肩こりからくる頭痛

自営業(デスクワーク) 30代
最近デスクワークが長時間化してから、肩こりが強くなりひどい時に首と頭が痛くなる。以前整体院で「カイロプラクティックコース」を定期的にうけていたが合わず、ここ数日頭痛が強いため来院した。
当院のマネジメント
症状: 肩こりに伴う頭痛
直接原因: 頸部深部脊柱起立筋(棘筋)の過度の緊張
根本原因: 上部胸椎と上部頸椎の可動性低下
施術: 上記脊柱分節へのマニピュレーション

現在の症状に対して、整体の施術利用歴が長くかつ良くならなかったというお話を聞いた場合は施術の内容や経緯をお聞きするようにしています。

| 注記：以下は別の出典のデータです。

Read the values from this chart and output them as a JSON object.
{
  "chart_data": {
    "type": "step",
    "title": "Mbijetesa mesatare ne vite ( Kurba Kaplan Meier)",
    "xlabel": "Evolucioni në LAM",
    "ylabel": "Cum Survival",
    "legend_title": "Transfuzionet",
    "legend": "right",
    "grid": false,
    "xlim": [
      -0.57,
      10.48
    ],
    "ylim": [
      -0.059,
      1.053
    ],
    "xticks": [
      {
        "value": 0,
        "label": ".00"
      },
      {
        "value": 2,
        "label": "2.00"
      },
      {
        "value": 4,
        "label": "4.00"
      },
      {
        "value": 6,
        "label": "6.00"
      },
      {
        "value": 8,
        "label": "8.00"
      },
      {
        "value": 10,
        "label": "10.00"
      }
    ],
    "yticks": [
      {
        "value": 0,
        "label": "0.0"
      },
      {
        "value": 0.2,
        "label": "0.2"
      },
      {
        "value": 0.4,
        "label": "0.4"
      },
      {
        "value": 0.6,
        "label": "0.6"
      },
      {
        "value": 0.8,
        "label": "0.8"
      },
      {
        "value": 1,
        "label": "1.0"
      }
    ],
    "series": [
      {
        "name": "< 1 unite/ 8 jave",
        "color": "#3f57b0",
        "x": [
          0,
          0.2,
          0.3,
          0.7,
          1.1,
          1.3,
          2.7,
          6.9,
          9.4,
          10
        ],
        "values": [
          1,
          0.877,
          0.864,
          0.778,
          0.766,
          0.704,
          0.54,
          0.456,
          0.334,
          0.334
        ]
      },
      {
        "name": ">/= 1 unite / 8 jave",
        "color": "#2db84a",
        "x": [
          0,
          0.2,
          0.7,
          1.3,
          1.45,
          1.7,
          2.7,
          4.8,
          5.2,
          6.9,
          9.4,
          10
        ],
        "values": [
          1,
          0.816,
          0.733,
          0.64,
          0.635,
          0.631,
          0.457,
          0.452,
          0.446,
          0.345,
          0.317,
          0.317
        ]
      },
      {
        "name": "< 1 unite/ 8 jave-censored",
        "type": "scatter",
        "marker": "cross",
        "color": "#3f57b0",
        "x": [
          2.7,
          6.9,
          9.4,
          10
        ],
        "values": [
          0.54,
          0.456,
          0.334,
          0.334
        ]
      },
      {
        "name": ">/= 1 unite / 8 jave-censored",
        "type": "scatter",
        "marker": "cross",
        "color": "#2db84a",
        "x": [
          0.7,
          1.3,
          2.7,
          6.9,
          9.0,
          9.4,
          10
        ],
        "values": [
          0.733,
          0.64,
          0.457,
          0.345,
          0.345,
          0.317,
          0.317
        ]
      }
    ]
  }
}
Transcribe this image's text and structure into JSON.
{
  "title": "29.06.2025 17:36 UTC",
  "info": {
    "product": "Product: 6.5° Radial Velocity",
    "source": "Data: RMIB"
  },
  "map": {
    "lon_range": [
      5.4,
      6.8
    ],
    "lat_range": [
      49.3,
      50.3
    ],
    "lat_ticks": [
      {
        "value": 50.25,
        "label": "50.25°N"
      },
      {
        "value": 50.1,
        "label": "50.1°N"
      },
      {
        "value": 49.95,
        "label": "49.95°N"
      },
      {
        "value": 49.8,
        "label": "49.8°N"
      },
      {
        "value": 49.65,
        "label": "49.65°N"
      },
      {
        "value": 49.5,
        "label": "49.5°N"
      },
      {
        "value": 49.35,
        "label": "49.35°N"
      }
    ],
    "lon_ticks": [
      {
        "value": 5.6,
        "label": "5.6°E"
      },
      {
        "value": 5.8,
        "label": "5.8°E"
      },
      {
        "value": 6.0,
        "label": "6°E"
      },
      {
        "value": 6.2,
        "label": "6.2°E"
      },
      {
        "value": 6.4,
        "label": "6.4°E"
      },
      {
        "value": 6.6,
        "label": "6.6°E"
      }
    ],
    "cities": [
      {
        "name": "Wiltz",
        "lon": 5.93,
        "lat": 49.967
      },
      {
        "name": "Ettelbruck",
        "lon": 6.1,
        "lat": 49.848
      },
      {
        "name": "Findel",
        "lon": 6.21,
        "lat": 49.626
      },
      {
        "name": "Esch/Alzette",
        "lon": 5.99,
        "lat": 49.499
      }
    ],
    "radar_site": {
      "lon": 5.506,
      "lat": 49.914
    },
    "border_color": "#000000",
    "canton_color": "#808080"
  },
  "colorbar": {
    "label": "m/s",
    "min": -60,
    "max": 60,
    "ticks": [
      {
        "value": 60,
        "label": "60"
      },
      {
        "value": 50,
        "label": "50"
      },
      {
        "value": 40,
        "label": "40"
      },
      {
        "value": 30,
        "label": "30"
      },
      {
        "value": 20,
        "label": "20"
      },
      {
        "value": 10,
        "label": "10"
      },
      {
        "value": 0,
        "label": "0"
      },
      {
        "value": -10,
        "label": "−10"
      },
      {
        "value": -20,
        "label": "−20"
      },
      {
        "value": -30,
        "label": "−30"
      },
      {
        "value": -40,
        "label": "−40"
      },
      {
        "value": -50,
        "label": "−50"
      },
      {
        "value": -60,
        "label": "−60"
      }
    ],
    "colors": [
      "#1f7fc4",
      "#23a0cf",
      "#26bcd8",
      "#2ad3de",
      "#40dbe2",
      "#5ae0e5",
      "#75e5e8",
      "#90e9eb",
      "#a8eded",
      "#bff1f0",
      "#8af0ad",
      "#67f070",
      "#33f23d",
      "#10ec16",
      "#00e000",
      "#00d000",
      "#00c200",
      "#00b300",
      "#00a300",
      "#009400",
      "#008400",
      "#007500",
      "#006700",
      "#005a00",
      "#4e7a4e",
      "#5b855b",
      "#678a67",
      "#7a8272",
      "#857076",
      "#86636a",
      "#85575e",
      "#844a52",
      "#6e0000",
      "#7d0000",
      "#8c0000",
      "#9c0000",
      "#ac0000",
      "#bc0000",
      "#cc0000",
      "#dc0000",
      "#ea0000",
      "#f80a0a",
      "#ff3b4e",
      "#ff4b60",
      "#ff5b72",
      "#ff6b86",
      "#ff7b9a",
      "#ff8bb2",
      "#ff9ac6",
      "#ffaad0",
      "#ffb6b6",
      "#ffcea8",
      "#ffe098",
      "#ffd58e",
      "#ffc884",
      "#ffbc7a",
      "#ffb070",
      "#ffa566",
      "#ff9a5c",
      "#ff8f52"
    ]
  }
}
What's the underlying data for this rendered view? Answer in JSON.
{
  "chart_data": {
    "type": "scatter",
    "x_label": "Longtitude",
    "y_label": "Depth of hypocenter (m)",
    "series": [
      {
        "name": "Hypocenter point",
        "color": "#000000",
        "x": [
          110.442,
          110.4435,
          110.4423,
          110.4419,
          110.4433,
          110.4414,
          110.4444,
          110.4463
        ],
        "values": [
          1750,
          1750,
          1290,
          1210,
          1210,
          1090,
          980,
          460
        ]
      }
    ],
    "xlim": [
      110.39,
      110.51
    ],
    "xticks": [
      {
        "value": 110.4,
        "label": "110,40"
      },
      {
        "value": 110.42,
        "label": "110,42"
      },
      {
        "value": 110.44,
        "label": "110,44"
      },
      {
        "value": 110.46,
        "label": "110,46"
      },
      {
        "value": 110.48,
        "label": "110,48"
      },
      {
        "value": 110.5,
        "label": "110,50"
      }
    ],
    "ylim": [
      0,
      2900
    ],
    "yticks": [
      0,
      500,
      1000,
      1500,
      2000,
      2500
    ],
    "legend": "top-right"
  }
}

現在の症状が一般的な筋骨格系の機能低下によるものではない、つまり疾病など適応外のものといままでの施術結果によるものである可能性に特に留意する必要があるためです。

頭痛自体は激烈なものでなく、視覚上の問題や悪心などないためお話を聞くかぎりでは緊張性頭痛に類するように思われました。

検査をすると、上部胸椎の可動性低下と頸椎の可動性亢進が顕著にみられました。体幹の筋肉の状態や四肢の関節の可動性は良好なので、頸部の可動性亢進が頭部安定化のため胸鎖乳突筋、上部僧帽筋を過度に緊張させ、関連痛としての頭痛を併発していると考えました。

施術方針としては、可動性が亢進をしている頸部の関節調整は控え、可動性が低下している上部胸椎を中心とした脊柱の関節調整と周囲の筋へのリリースをまず行いました。

来院3回(週1回頻度)で来院時の痛みは消失しましたが気圧の変化に起因する頭痛はその後も継続しました。月1回に頻度をおとしながら施術を継続し半年、上部胸椎の可動性が回復し頸椎の過可動性が落ち着きはじめると上部頸椎周辺の深部筋の過緊張が明確になってきました。その時点であらためて上部頸椎への関節調整と周辺筋のケアを行ったところ、繰り返す頭痛はほぼ消失しました。

坂井建雄 (2007). プロメテウス解剖学アトラス 医学書院より 頭椎関節筋群

いわゆる「カイロプラクティックコース」ではない正規のカイロプラクティックによるケアは、一般的に症状がある部位であっても可動性が亢進している関節への調整は行いません。機能的に関連する部位で可動性が低下している所を改善できれば、結果として問題箇所に「正しい評価ができる状態」が現れます。その時に適切な調整をすることが症状が解消される可能性を高めると思われます。しかしながら、それまでは症状のない箇所で検知できる問題をひとつひとつ地道に対処していく必要があり、患者様には辛い期間となります。その期間をいかに短く計画的に済ますことができるかが、カイロプラクティックのサービスが質を問われるところかと思います。残念ながら本件では比較的その期間が長く負担をおかけしました。